West had been hired as an investigator-researcher, doing corporate intelligence work. He looked at other companies doing biomechanical research—the cynical might call it corporate espionage—and also investigated the frequent attempts of hackers to break into the Singular databases. He had a vested interest in this company. When they had hired him, they’d told him they wanted him both as an investigator and as a research subject—and replaced his clunky army-grade prostheses with million-dollar robotic legs, the ultimate fringe benefit.
But as an investigator, he was a naturally curious man, and a man who, without even thinking about it, could soak up information from others. Like the people he worked with. He was aware that Sync ran several different groups of what might be called security personnel—just as the military did. Harmon’s team, which included himself and Cherry and a dozen more men and women, were essentially detectives and researchers.
Others were like security guards, providing physical security for the offices and labs.
And over the months he’d been with the company, he’d become
aware of another group, one that was almost invisible, run by Thorne. He didn’t know exactly what they did, but they had a paramilitary feel—guys with guns who weren’t afraid to use them. He’d known the type in Afghanistan, knew how they behaved, what they looked like. From time to time, he’d seen people like that around the building.

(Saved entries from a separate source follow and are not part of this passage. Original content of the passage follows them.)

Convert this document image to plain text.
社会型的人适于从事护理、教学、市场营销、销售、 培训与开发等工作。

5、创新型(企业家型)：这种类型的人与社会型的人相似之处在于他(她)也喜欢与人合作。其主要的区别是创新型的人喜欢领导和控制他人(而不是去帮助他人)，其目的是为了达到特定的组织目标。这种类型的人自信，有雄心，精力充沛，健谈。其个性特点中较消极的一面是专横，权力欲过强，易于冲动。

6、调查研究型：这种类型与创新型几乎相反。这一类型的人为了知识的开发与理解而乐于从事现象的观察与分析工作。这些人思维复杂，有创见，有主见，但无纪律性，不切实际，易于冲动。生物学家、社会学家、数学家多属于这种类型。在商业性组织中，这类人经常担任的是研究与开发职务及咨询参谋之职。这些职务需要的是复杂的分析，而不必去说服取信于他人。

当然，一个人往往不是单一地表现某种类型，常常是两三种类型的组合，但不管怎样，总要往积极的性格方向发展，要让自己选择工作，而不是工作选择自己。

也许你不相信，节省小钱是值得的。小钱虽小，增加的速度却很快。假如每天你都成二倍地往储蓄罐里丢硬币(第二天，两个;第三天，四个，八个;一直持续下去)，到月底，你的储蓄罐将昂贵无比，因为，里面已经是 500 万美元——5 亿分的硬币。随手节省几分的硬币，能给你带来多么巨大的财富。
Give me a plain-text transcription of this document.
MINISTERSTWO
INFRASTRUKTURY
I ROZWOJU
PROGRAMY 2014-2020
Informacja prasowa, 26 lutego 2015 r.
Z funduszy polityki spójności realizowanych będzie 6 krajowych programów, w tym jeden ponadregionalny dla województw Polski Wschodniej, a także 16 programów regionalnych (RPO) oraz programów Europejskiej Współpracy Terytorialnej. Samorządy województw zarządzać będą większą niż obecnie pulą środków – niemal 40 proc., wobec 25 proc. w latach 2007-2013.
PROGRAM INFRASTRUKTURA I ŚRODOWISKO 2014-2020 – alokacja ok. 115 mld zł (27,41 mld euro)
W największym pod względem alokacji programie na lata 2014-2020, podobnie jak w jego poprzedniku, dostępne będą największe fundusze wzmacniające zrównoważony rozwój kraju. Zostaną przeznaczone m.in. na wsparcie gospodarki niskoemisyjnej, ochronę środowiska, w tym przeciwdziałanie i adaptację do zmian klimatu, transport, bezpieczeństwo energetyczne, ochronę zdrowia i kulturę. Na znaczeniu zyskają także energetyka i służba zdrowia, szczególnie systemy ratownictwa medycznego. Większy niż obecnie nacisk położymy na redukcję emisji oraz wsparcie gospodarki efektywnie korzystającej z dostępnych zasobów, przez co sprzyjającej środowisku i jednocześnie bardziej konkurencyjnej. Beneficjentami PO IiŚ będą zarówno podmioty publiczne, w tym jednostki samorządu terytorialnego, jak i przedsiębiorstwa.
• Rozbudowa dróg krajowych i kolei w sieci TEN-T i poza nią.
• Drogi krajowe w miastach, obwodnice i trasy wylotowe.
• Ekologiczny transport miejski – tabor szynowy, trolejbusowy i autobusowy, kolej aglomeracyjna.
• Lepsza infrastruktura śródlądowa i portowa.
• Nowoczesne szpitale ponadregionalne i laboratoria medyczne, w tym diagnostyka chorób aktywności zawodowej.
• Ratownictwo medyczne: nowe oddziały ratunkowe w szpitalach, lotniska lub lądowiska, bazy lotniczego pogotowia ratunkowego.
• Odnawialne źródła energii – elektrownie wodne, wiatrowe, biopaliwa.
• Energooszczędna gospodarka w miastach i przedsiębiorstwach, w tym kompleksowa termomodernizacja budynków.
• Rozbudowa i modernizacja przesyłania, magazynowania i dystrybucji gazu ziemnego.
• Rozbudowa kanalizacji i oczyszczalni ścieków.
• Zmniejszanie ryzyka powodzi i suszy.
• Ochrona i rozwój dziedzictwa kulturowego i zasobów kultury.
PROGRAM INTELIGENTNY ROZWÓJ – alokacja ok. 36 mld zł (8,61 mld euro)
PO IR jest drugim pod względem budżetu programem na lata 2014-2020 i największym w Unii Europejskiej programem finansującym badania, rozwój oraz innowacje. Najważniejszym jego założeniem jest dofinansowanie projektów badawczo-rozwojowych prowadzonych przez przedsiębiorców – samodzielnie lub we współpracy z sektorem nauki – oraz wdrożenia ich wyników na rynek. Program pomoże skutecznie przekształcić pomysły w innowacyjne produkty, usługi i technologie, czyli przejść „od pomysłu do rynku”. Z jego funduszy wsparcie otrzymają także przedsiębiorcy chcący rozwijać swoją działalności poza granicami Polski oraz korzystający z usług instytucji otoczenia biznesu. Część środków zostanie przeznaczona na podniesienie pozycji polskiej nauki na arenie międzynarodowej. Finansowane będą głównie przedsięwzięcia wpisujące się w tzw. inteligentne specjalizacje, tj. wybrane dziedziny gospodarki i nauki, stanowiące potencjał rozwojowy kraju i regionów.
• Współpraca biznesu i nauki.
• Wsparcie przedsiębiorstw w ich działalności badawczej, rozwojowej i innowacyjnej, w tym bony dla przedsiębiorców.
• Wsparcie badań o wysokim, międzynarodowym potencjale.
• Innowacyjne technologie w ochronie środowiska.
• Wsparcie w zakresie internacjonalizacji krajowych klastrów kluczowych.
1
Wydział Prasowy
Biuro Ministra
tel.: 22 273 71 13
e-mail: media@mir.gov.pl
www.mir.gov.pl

He didn’t know where they were based, but it wasn’t at Singular headquarters. If there actually had been a raid on that hotel, as Shay had said, if people had been hurt, then it was probably that group. If Odin had been snatched off the beach and taken away, again, it would be that group.
If West had found Odin, he would have done about what he’d told Shay he would: given the kid a hard time and probably, at the end of the interview, called the local police or even the FBI. He would have identified Odin as one of the raiders who wrecked the Oregon lab, and then he would have let the law take over.
Now West found himself conflicted. He’d been looking at life as a badly crippled human being. Singular had given him that life back. In some ways, his new legs were better than the originals, though he would have preferred the old ones, of course.
He would, he thought, risk his life for the company, if that for some reason should become necessary.
He wouldn’t kill for it.
He broke out of the pensive state and checked his watch: time to go. He printed out the conversation with Shay, including the screen grab of the man with the wired-up brain. He folded the papers once, and walked down to his car.